However, you can do calibration every time, and need not save to NVS.
@jack0c if I uncheck Do phy calibration and store calibration data in NVS will it do calibration every time or do I have to call a function?
@tdesmet It will do calibration every time.
Guess this espressif/arduino-esp32#1001 thread relates also to the same underlying issue.
Can someone please enlighten me as to when and how initial RF calibration data is stored in NVS? I wrote a simple program to print out the data and ran it on some of my ESP32s. If a particular chip had connected to a WiFi network previously then calibration data was present (whether it is correct or not is a different matter). But if it was a new chip then esp_phy_load_cal_data_from_nvs() returned an error. Is the RF calibration data written at the factory? If so why can't I read it?

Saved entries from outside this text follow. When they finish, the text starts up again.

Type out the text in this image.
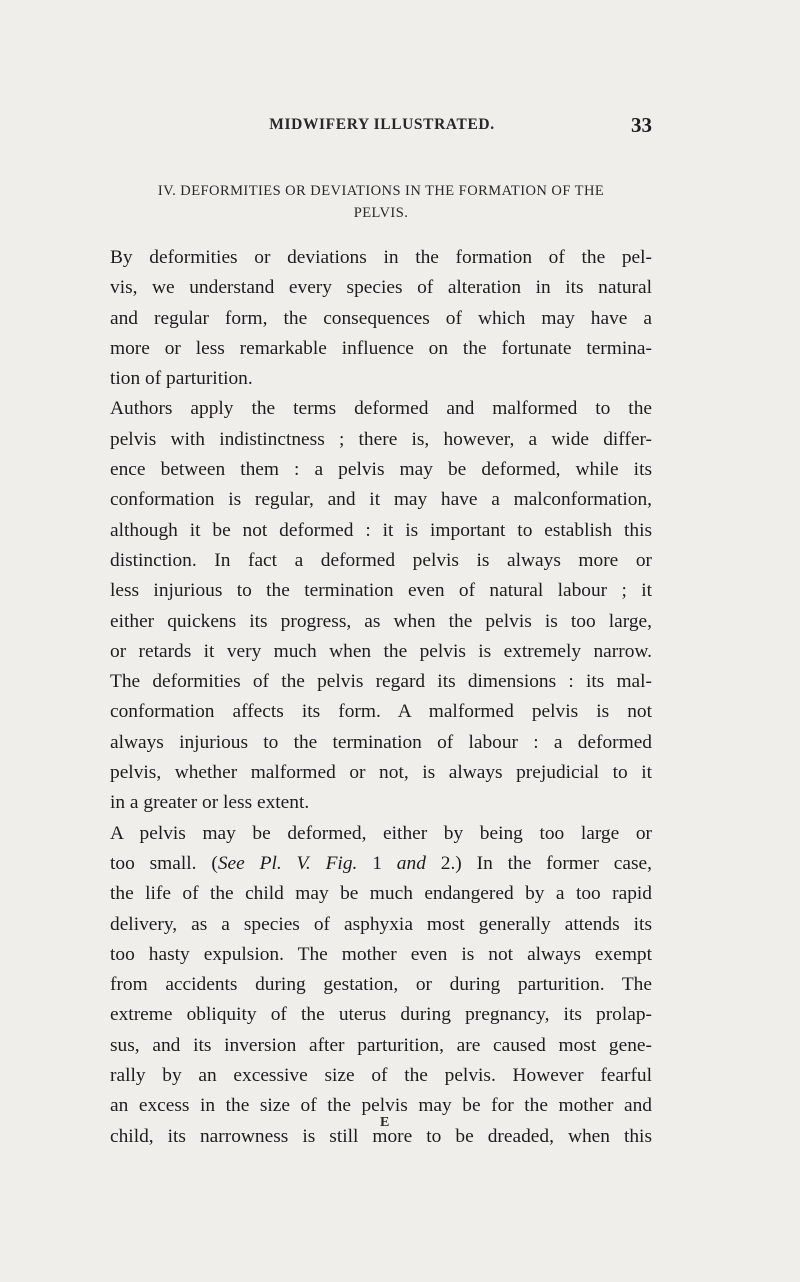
MIDWIFERY ILLUSTRATED.	33
IV. DEFORMITIES OR DEVIATIONS IN THE FORMATION OF THE
PELVIS.

By deformities or deviations in the formation of the pel-
vis, we understand every species of alteration in its natural
and regular form, the consequences of which may have a
more or less remarkable influence on the fortunate termina-
tion of parturition.

Authors apply the terms deformed and malformed to the
pelvis with indistinctness ; there is, however, a wide differ-
ence between them : a pelvis may be deformed, while its
conformation is regular, and it may have a malconformation,
although it be not deformed : it is important to establish this
distinction. In fact a deformed pelvis is always more or
less injurious to the termination even of natural labour ; it
either quickens its progress, as when the pelvis is too large,
or retards it very much when the pelvis is extremely narrow.
The deformities of the pelvis regard its dimensions : its mal-
conformation affects its form. A malformed pelvis is not
always injurious to the termination of labour : a deformed
pelvis, whether malformed or not, is always prejudicial to it
in a greater or less extent.

A pelvis may be deformed, either by being too large or
too small. (See Pl. V. Fig. 1 and 2.) In the former case,
the life of the child may be much endangered by a too rapid
delivery, as a species of asphyxia most generally attends its
too hasty expulsion. The mother even is not always exempt
from accidents during gestation, or during parturition. The
extreme obliquity of the uterus during pregnancy, its prolap-
sus, and its inversion after parturition, are caused most gene-
rally by an excessive size of the pelvis. However fearful
an excess in the size of the pelvis may be for the mother and
child, its narrowness is still more to be dreaded, when this

E
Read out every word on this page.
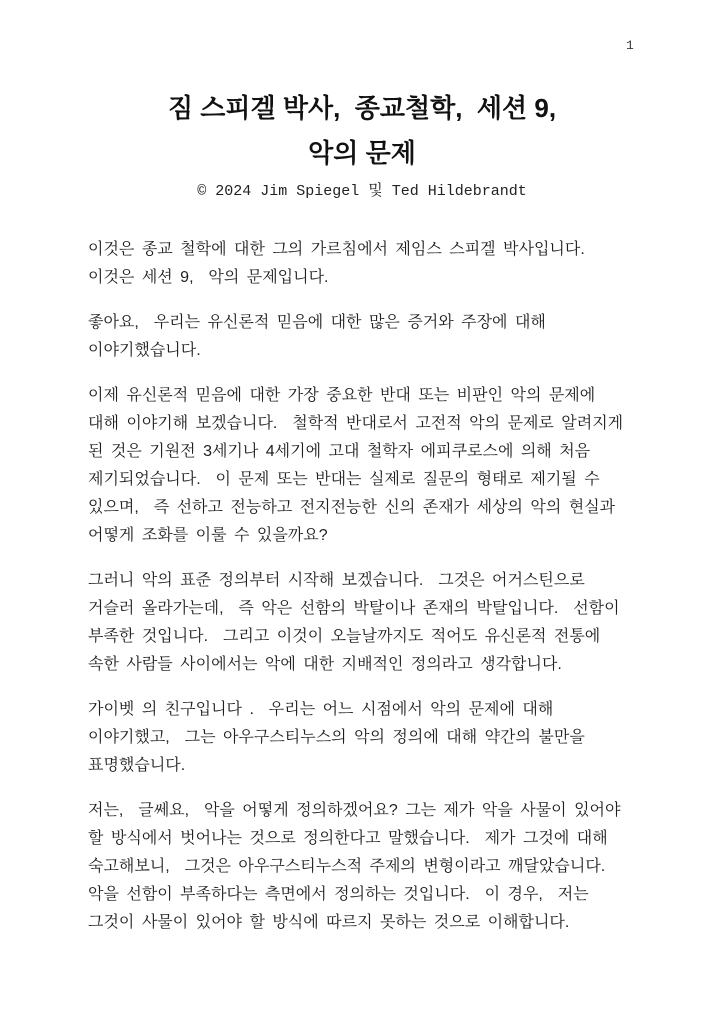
1
짐 스피겔 박사,  종교철학,  세션 9,
악의 문제
© 2024 Jim Spiegel 및 Ted Hildebrandt

이것은 종교 철학에 대한 그의 가르침에서 제임스 스피겔 박사입니다.
이것은 세션 9,  악의 문제입니다.

좋아요,  우리는 유신론적 믿음에 대한 많은 증거와 주장에 대해
이야기했습니다.

이제 유신론적 믿음에 대한 가장 중요한 반대 또는 비판인 악의 문제에
대해 이야기해 보겠습니다.  철학적 반대로서 고전적 악의 문제로 알려지게
된 것은 기원전 3세기나 4세기에 고대 철학자 에피쿠로스에 의해 처음
제기되었습니다.  이 문제 또는 반대는 실제로 질문의 형태로 제기될 수
있으며,  즉 선하고 전능하고 전지전능한 신의 존재가 세상의 악의 현실과
어떻게 조화를 이룰 수 있을까요?

그러니 악의 표준 정의부터 시작해 보겠습니다.  그것은 어거스틴으로
거슬러 올라가는데,  즉 악은 선함의 박탈이나 존재의 박탈입니다.  선함이
부족한 것입니다.  그리고 이것이 오늘날까지도 적어도 유신론적 전통에
속한 사람들 사이에서는 악에 대한 지배적인 정의라고 생각합니다.

가이벳 의 친구입니다 .  우리는 어느 시점에서 악의 문제에 대해
이야기했고,  그는 아우구스티누스의 악의 정의에 대해 약간의 불만을
표명했습니다.

저는,  글쎄요,  악을 어떻게 정의하겠어요? 그는 제가 악을 사물이 있어야
할 방식에서 벗어나는 것으로 정의한다고 말했습니다.  제가 그것에 대해
숙고해보니,  그것은 아우구스티누스적 주제의 변형이라고 깨달았습니다.
악을 선함이 부족하다는 측면에서 정의하는 것입니다.  이 경우,  저는
그것이 사물이 있어야 할 방식에 따르지 못하는 것으로 이해합니다.
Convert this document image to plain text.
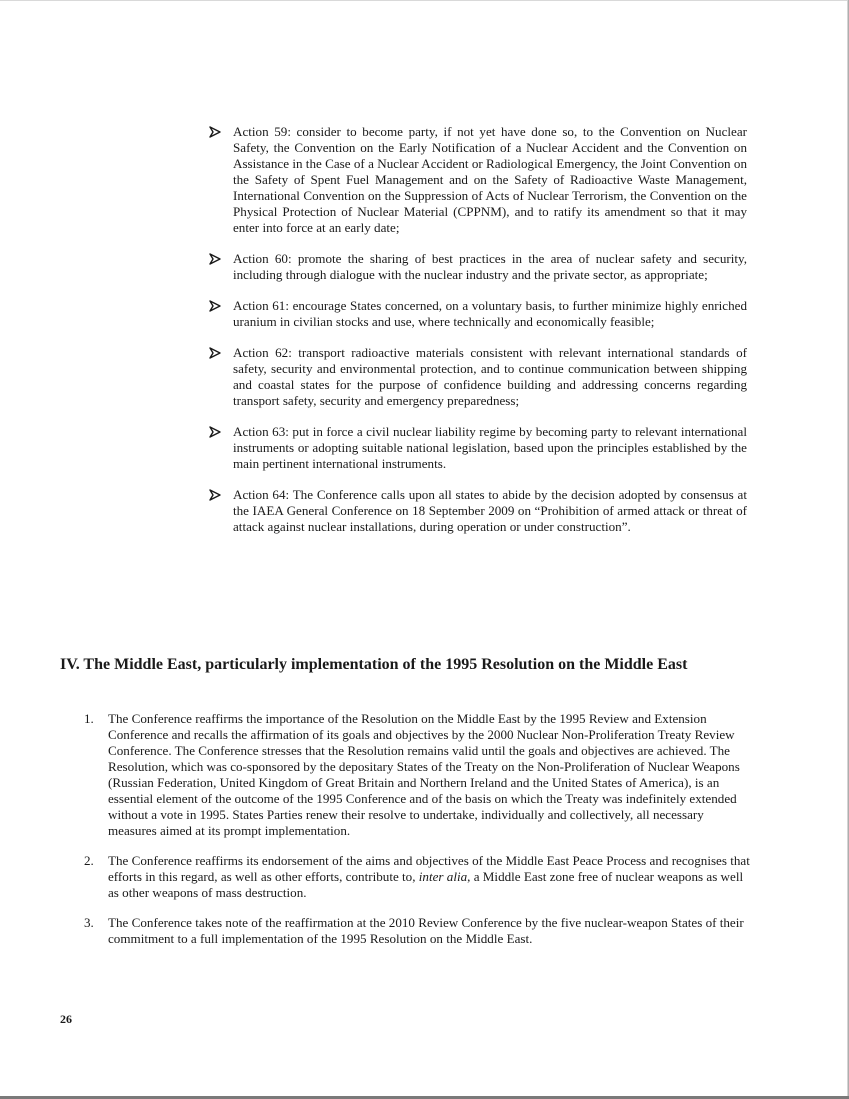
Action 59: consider to become party, if not yet have done so, to the Convention on Nuclear Safety, the Convention on the Early Notification of a Nuclear Accident and the Convention on Assistance in the Case of a Nuclear Accident or Radiological Emergency, the Joint Convention on the Safety of Spent Fuel Management and on the Safety of Radioactive Waste Management, International Convention on the Suppression of Acts of Nuclear Terrorism, the Convention on the Physical Protection of Nuclear Material (CPPNM), and to ratify its amendment so that it may enter into force at an early date;
Action 60: promote the sharing of best practices in the area of nuclear safety and security, including through dialogue with the nuclear industry and the private sector, as appropriate;
Action 61: encourage States concerned, on a voluntary basis, to further minimize highly enriched uranium in civilian stocks and use, where technically and economically feasible;
Action 62: transport radioactive materials consistent with relevant international standards of safety, security and environmental protection, and to continue communication between shipping and coastal states for the purpose of confidence building and addressing concerns regarding transport safety, security and emergency preparedness;
Action 63: put in force a civil nuclear liability regime by becoming party to relevant international instruments or adopting suitable national legislation, based upon the principles established by the main pertinent international instruments.
Action 64: The Conference calls upon all states to abide by the decision adopted by consensus at the IAEA General Conference on 18 September 2009 on “Prohibition of armed attack or threat of attack against nuclear installations, during operation or under construction”.
IV. The Middle East, particularly implementation of the 1995 Resolution on the Middle East
1. The Conference reaffirms the importance of the Resolution on the Middle East by the 1995 Review and Extension Conference and recalls the affirmation of its goals and objectives by the 2000 Nuclear Non-Proliferation Treaty Review Conference. The Conference stresses that the Resolution remains valid until the goals and objectives are achieved. The Resolution, which was co-sponsored by the depositary States of the Treaty on the Non-Proliferation of Nuclear Weapons (Russian Federation, United Kingdom of Great Britain and Northern Ireland and the United States of America), is an essential element of the outcome of the 1995 Conference and of the basis on which the Treaty was indefinitely extended without a vote in 1995. States Parties renew their resolve to undertake, individually and collectively, all necessary measures aimed at its prompt implementation.
2. The Conference reaffirms its endorsement of the aims and objectives of the Middle East Peace Process and recognises that efforts in this regard, as well as other efforts, contribute to, inter alia, a Middle East zone free of nuclear weapons as well as other weapons of mass destruction.
3. The Conference takes note of the reaffirmation at the 2010 Review Conference by the five nuclear-weapon States of their commitment to a full implementation of the 1995 Resolution on the Middle East.
26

@tferrin In latest idf, we have two options :
Thanks @jack0c for the information! I have developed code to do option #2 in the Arduino IDE. Because of your Jan 13 post above I thought that perhaps the RF calibration data stored in NVS may be getting corrupted somehow, so in the code I developed I also store a MD5 hash of the data so that I can later confirm it is still valid. So far I've not seen any NVS data corruption, but my systems have only been running for a few days and I haven't pushed very many new code downloads to them yet. If I find that NVS data is getting corrupted I will definitely open a new issue.

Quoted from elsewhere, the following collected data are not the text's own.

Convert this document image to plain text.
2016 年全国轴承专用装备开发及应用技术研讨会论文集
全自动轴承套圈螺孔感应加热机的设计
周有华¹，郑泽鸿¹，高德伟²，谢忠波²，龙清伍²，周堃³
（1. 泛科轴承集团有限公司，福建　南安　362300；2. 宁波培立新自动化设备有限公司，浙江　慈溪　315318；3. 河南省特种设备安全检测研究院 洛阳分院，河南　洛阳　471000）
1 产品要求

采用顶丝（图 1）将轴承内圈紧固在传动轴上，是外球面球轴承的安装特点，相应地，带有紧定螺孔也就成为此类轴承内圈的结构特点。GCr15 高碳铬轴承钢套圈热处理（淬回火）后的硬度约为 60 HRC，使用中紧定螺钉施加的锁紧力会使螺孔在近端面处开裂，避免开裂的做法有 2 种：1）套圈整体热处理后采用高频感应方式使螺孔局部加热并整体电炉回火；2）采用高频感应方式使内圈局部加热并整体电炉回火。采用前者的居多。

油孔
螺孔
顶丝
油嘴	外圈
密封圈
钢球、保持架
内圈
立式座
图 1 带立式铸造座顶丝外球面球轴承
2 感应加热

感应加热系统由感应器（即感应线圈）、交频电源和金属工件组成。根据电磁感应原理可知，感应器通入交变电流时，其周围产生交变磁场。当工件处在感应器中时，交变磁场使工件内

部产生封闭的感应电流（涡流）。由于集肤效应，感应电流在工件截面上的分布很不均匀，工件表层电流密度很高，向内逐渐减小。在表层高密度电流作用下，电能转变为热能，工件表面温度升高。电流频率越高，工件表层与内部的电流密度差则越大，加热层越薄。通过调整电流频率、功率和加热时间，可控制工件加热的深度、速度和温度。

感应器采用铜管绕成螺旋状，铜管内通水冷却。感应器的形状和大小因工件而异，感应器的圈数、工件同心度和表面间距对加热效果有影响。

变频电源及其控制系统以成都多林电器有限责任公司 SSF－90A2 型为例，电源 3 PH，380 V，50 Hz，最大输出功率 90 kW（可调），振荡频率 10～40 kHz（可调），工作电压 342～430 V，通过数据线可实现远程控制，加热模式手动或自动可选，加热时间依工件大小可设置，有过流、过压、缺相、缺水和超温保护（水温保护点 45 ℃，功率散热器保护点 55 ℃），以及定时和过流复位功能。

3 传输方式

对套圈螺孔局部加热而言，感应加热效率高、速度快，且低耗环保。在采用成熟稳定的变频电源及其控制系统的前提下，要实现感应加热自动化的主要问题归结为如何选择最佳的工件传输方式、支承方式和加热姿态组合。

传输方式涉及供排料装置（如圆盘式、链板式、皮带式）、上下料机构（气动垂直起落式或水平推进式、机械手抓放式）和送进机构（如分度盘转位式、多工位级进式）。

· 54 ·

@daald @lonerzzz @tdesmet @henricazottes @tferrin Any problem?
As far the RF calibration data stored in NVS getting corrupted, I have not observed it. As I noted in my post above, I wrote a program to store the MD5 hash of the calibration data in NVS and it's still valid in my test systems 3 weeks later now. Prior to computing and storing the MD5 hash, it is impossible to say if the calibration data had been corrupted or not. And from re-reading the posts above, it's not clear to me that this issue was ever confirmed to be an NVS data corruption problem.
Reading other threads about WiFi issues, I see things come up pretty frequently about AUTH_FAIL problems and all of these may be related to the lingering issue with reconnect() or some combination of other function calls that put the WiFi subsystem into a bad state.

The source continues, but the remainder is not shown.